I have this Pandas DataFrame that has a column with lists:
>>> df = pd.DataFrame({'m': [[1,2,3], [5,3,2], [2,5], [3,8,1], [9], [2,6,3]]})
>>> df
m
0 [1, 2, 3]
1 [5, 3, 2]
2 [2, 5]
3 [3, 8, 1]
4 [9]
5 [2, 6, 3]
I want to count the number of times a list v = [2, 3]
is contained in the lists of the DataFrame. So in this example the correct answer would be 3
. Now this is just an example, in my actual data the df['m']
can contain more than 9 million rows and the lists are actually lists of strings with up to about 20 elements. Some more details if it matters: The elements of v
contain no duplicates and neither do the lists of m
, so they can be sets instead of lists.
The first iteration of my program iterated over each row and checked all(e in data['m'][i] for e in v)
and if that's True, I increment a counter. But as addressed in many SO questions and blog posts, iterating over the rows of a DataFrame is slow and can be done much faster.
So for my next iteration I added a column to the DataFrame that contains a copy of the list v
:
>>> df['V'] = [[2, 3]] * len(df)
>>> df
V m
0 [2, 3] [1, 2, 3]
1 [2, 3] [5, 3, 2]
2 [2, 3] [2, 5]
3 [2, 3] [3, 8, 1]
4 [2, 3] [9]
5 [2, 3] [2, 6, 3]
and a helper function that simply returns the containment boolean like I did before:
def all_helper(l1, l2):
return all(v in l1 for v in l2)
which I can then use with np.vectorize
to add a column with the boolean value:
df['bool'] = np.vectorize(all_helper)(df['m'], df['V'])
And lastly, calculate the sum of these booleans with a simple df['bool'].sum()
I also tried to use .apply()
:
df['bool'] = df.apply(lambda row: all(w in row['m'] for w in v), axis=1)
count = df['bool'].sum()
but this was slower than the vectorisation.

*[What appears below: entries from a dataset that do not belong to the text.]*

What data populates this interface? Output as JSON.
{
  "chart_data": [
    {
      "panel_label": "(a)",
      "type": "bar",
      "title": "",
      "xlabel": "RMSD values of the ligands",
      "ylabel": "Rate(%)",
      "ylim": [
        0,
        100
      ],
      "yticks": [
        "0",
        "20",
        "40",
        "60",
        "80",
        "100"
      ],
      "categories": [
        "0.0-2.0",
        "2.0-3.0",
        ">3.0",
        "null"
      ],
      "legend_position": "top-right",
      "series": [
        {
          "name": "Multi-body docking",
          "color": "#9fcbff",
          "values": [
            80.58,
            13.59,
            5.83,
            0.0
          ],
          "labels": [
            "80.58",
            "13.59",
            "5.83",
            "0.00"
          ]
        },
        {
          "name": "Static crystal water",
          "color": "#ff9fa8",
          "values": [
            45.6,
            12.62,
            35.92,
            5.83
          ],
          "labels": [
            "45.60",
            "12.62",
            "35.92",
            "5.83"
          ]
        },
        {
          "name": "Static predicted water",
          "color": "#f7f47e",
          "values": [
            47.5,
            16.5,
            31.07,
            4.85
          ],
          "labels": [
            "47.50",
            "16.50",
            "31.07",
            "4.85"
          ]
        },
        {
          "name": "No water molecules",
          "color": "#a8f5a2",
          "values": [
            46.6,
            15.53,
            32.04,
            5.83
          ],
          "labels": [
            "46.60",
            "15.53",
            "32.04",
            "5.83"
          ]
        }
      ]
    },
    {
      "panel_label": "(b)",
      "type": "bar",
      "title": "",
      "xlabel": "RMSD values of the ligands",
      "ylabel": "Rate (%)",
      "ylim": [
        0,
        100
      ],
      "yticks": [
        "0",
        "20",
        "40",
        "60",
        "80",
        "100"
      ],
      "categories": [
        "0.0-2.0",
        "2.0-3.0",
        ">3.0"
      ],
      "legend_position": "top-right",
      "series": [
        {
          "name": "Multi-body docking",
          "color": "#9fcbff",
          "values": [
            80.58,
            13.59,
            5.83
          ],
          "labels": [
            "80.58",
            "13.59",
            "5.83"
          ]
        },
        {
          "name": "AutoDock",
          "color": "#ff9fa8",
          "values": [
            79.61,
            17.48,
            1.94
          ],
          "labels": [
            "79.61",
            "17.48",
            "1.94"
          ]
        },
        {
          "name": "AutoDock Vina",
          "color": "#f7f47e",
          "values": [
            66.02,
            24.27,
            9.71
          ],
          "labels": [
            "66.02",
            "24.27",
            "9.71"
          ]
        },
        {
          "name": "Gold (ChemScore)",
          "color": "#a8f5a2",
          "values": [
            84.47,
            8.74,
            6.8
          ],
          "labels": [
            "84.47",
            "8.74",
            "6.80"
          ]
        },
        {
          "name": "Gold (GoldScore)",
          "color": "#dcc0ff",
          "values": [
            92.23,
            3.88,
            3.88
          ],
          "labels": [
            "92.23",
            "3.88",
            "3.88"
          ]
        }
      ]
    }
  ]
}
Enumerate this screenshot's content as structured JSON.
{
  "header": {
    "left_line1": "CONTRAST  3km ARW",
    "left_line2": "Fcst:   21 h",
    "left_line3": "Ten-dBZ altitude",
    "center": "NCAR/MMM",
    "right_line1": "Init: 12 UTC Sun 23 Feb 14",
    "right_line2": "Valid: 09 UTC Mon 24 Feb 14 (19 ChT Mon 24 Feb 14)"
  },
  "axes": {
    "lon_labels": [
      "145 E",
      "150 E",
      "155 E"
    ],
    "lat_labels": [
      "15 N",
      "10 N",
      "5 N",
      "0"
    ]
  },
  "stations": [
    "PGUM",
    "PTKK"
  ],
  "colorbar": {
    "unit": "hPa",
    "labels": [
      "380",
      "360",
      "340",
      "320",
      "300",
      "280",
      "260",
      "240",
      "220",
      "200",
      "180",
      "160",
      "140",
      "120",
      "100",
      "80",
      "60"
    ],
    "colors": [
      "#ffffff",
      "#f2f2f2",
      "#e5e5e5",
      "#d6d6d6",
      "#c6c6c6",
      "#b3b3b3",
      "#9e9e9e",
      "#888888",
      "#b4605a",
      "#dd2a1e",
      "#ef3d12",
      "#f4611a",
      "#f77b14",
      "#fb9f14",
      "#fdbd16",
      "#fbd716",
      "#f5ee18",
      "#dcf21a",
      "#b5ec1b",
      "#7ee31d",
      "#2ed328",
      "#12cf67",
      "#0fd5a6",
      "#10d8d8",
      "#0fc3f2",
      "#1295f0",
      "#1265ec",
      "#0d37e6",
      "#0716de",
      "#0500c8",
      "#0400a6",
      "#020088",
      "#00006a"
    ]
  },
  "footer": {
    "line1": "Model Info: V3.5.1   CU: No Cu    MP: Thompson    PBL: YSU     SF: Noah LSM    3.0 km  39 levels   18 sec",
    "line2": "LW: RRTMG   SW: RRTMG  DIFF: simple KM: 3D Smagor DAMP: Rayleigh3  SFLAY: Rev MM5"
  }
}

Now these methods work, and the vectorisation is much faster than the initial approach, but it feels a bit clunky (creating a column with identical values, using a helper function in such a way). So my question, performance is key, is there a better/faster way to count the number of times a list is contained in a column of lists? Since the lists contain no duplicates, perhaps the check if len(union(df['m'], df['V'])) == len(df['m'])
or something, but I don't know how and if that's the best solution.
Edit: Since somebody asked; here's an example with strings instead of integers:
>>> df = pd.DataFrame({'m': [["aa","ab","ac"], ["aa","ac","ad"], ["ba","bb"], ["ac","ca","cc"], ["aa"], ["ac","da","aa"]]})
>>> v = ["aa", "ac"]
>>> df
m
0 ["aa", "ab", "ac"]
1 ["aa", "ac", "ad"]
2 ["ba", "bb"]
3 ["ac", "ca", "cc"]
4 ["aa"]
5 ["ac", "da", "aa"]
>>> count_occurrence(df, v)
3
But if you want a more extensive DataFrame, you can generate it with this:
import string
n = 10000
df = pd.DataFrame({'m': [list(set([''.join(np.random.choice(list(string.ascii_lowercase)[:5], np.random.randint(3, 4))) for _ in range(np.random.randint(1, 10))])) for _ in range(n)]})
v = ["abc", 'cde']
print(count_occurrence(df, v))
Edit:
Neither Divakar's or Vaishali's solution was faster than the one that uses np.vectorize
. Wonder if anyone can beat it.
Jon Clements came with a solution that is roughly 30% faster and much cleaner: df.m.apply(set(v).issubset).sum()
. I continue looking for faster implementations, but this is a step in the right direction.